There are several derivatives of the original question:
- Does the order of tables referenced in the ON clause of the JOIN matter?
- Does the order of tables referenced in the FROM clause matter?
- Does the order of columns referenced in the ON clause of the JOIN matter when multiple columns are used in the JOIN?
I'll address questions 2 and 3 in another post; for now let's consider the first question. To paraphrase and exemplify the question: Will the following two queries produce differing execution plans and thus varying performance? Or does the Query Optimizer take this into account as it analyzes a statement before choosing an execution plan?
--Query #1
SELECT
c.Customer_ID
,c.Last_Name
,c.First_Name
,s.Order_ID
,s.Order_Date
FROM
dbo.Customers AS c JOIN
dbo.Sales_Orders AS s
ON s.Customer_ID = c.Customer_ID
--Query #2
SELECT
c.Customer_ID
,c.Last_Name
,c.First_Name
,s.Order_ID
,s.Order_Date
FROM
dbo.Customers AS c JOIN
dbo.Sales_Orders AS s
ON c.Customer_ID = s.Customer_ID
Notice that the only difference in the two queries lies in the ON clause of the JOIN. The first query references Sales then Customers while the second reverses the order.
To answer this question, let's look at the execution plan as provided by SQL Server Management Studio. The first query produces the following execution plan.
In this query, SQL Server has chosen a Clustered Index Scan of the Sales_Orders table and an Index Scan for the Customers table.
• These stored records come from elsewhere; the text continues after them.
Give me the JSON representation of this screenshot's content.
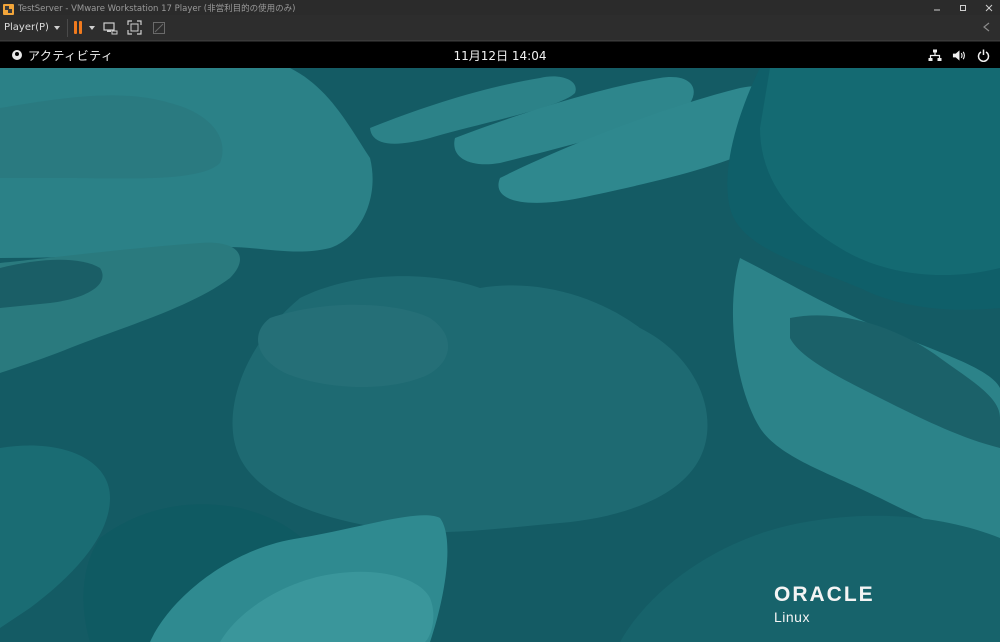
{
  "window": {
    "title": "TestServer - VMware Workstation 17 Player (非営利目的の使用のみ)",
    "icon": "vmware-player-icon"
  },
  "toolbar": {
    "player_menu_label": "Player(P)",
    "pause_color": "#f07a1e",
    "icons": [
      "pause-icon",
      "send-ctrl-alt-del-icon",
      "fullscreen-icon",
      "unity-icon",
      "collapse-toolbar-icon"
    ]
  },
  "guest_topbar": {
    "activities_label": "アクティビティ",
    "clock": "11月12日  14:04",
    "tray_icons": [
      "network-icon",
      "volume-icon",
      "power-icon"
    ]
  },
  "desktop": {
    "background_color": "#14606a",
    "logo": {
      "brand": "ORACLE",
      "product": "Linux"
    }
  }
}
The two tables are joined using a Hash Match Inner Join.
Now, let's look at the execution plan for the second query.
Query #2 produced the exact same execution plan! So, we can conclude from this simple example that the order of tables referenced in the ON clause of a JOIN doesn't affect the performance of a query.
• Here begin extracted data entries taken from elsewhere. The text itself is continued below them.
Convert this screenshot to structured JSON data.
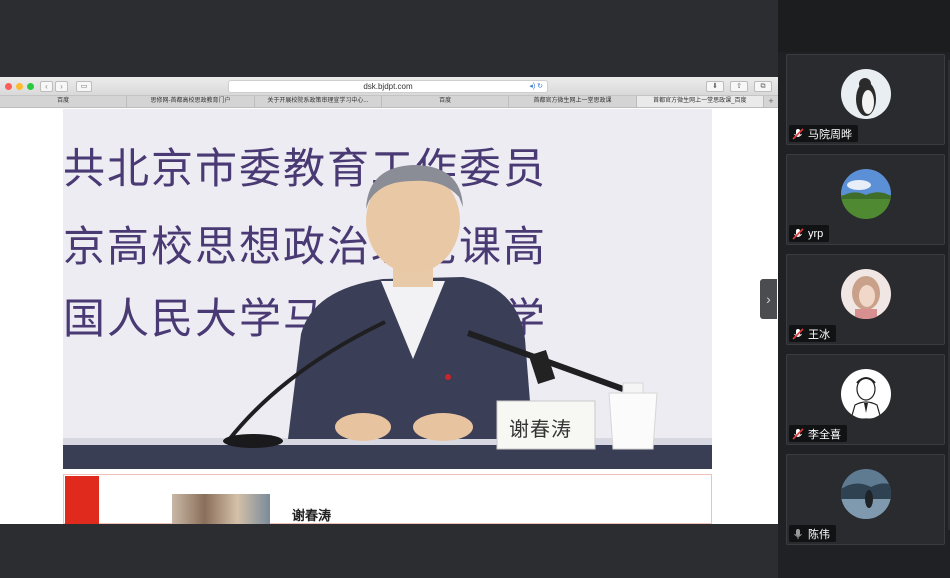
{
  "browser": {
    "address": "dsk.bjdpt.com",
    "tabs": [
      "百度",
      "思修网-首都高校思政教育门户",
      "关于开展校院系政策审理宣学习中心...",
      "百度",
      "首都官方微生网上一堂思政课",
      "首都官方微生网上一堂思政课_百度"
    ],
    "new_tab_label": "+",
    "back_label": "‹",
    "forward_label": "›"
  },
  "video": {
    "banner_lines": [
      "共北京市委教育工作委员",
      "京高校思想政治理论课高",
      "国人民大学马克思主义学"
    ],
    "nameplate": "谢春涛"
  },
  "page_below": {
    "speaker_name": "谢春涛"
  },
  "side_handle_label": "›",
  "participants": [
    {
      "name": "马院周晔",
      "avatar": "penguin-avatar-icon",
      "colors": [
        "#e9eef2",
        "#2b2b2b"
      ]
    },
    {
      "name": "yrp",
      "avatar": "landscape-avatar-icon",
      "colors": [
        "#5b8fd6",
        "#4f8a32"
      ]
    },
    {
      "name": "王冰",
      "avatar": "portrait-avatar-icon",
      "colors": [
        "#f0e6e3",
        "#c9a08a"
      ]
    },
    {
      "name": "李全喜",
      "avatar": "cartoon-man-avatar-icon",
      "colors": [
        "#ffffff",
        "#222222"
      ]
    },
    {
      "name": "陈伟",
      "avatar": "lake-avatar-icon",
      "colors": [
        "#5f7b92",
        "#2f4252"
      ]
    }
  ],
  "colors": {
    "background": "#2b2d30",
    "panel": "#202124",
    "banner_text": "#4a3a74",
    "mic_muted": "#e23b3b"
  }
}
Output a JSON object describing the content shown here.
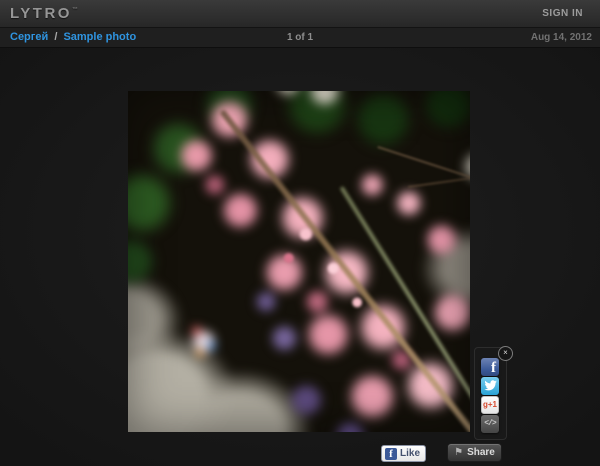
{
  "header": {
    "logo": "LYTRO",
    "trademark": "™",
    "sign_in": "SIGN IN"
  },
  "breadcrumb": {
    "user": "Сергей",
    "separator": "/",
    "photo_title": "Sample photo"
  },
  "toolbar": {
    "pagination": "1 of 1",
    "date": "Aug 14, 2012"
  },
  "photo": {
    "description": "Close-up light-field photograph of a pink lupine flower spike with green leaves, purple buds, white blossoms and a pale cloth background"
  },
  "share_panel": {
    "close_glyph": "×",
    "facebook": {
      "label": "Share on Facebook",
      "glyph": "f",
      "color": "#3b5998"
    },
    "twitter": {
      "label": "Share on Twitter",
      "color": "#2aa3d6"
    },
    "google_plus_one": {
      "label": "Google +1",
      "glyph": "g+1",
      "color": "#d6492f"
    },
    "embed": {
      "label": "Embed code",
      "glyph": "</>",
      "color": "#5a5a5a"
    }
  },
  "actions": {
    "like": "Like",
    "share": "Share",
    "facebook_glyph": "f",
    "share_flag_glyph": "⚑"
  },
  "colors": {
    "accent_blue": "#2f94e0",
    "page_background": "#151515",
    "header_gradient_top": "#3a3a3a",
    "header_gradient_bottom": "#272727"
  }
}
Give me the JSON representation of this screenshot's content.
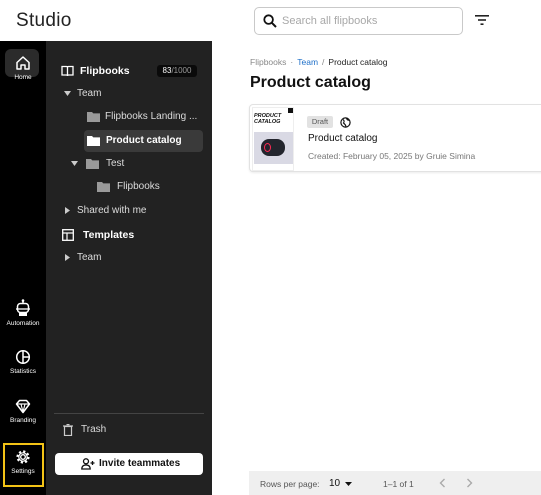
{
  "app": {
    "logo": "Studio"
  },
  "search": {
    "placeholder": "Search all flipbooks"
  },
  "rail": {
    "home": "Home",
    "automation": "Automation",
    "statistics": "Statistics",
    "branding": "Branding",
    "settings": "Settings"
  },
  "sidebar": {
    "flipbooks_label": "Flipbooks",
    "count_used": "83",
    "count_total": "/1000",
    "tree": {
      "team": "Team",
      "landing": "Flipbooks Landing ...",
      "product_catalog": "Product catalog",
      "test": "Test",
      "flipbooks_folder": "Flipbooks",
      "shared": "Shared with me"
    },
    "templates_label": "Templates",
    "templates_team": "Team",
    "trash": "Trash",
    "invite": "Invite teammates"
  },
  "main": {
    "breadcrumb": {
      "root": "Flipbooks",
      "sep1": "·",
      "team": "Team",
      "sep2": "/",
      "current": "Product catalog"
    },
    "title": "Product catalog",
    "card": {
      "status": "Draft",
      "name": "Product catalog",
      "created": "Created: February 05, 2025 by Gruie Simina",
      "thumb_text": "PRODUCT CATALOG"
    },
    "pagination": {
      "rows_label": "Rows per page:",
      "rows_value": "10",
      "range": "1–1 of 1"
    }
  },
  "colors": {
    "rail": "#000000",
    "panel": "#222222",
    "highlight": "#f3c316",
    "link": "#1e6fc8"
  }
}
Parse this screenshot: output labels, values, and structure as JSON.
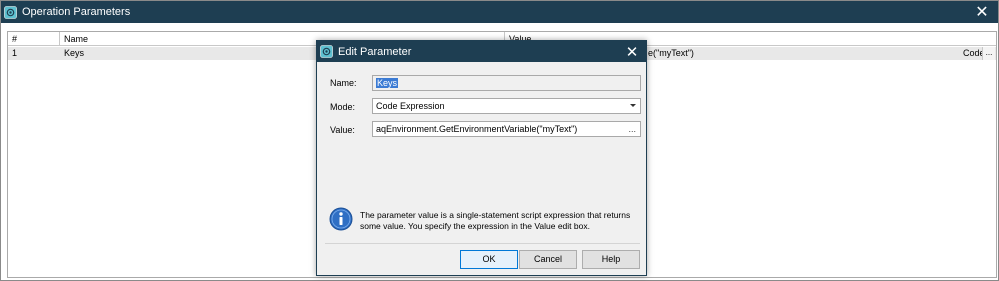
{
  "outer": {
    "title": "Operation Parameters",
    "columns": {
      "num": "#",
      "name": "Name",
      "value": "Value"
    },
    "rows": [
      {
        "num": "1",
        "name": "Keys",
        "value_visible": "e(\"myText\")",
        "mode": "Code",
        "more": "..."
      }
    ]
  },
  "dialog": {
    "title": "Edit Parameter",
    "name_label": "Name:",
    "name_value": "Keys",
    "mode_label": "Mode:",
    "mode_value": "Code Expression",
    "value_label": "Value:",
    "value_value": "aqEnvironment.GetEnvironmentVariable(\"myText\")",
    "value_more": "...",
    "info_text": "The parameter value is a single-statement script expression that returns some value. You specify the expression in the Value edit box.",
    "ok_label": "OK",
    "cancel_label": "Cancel",
    "help_label": "Help"
  },
  "colors": {
    "titlebar": "#1e3e52",
    "row_highlight": "#e8e8e8",
    "selection": "#3b7bd4",
    "info_blue": "#2f6fc4"
  }
}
As an aside, though, both execution plans use a Hash Match Inner Join. Generally speaking this is not the most efficient join type for SQL Server; Loop Join is much more efficient. When you see a Hash Join in a query execution plan, consider your indexes. A Hash Join is frequently an indicator of inefficient indexing. I'll delve more deeply into this in another post.
Cheers!
Joe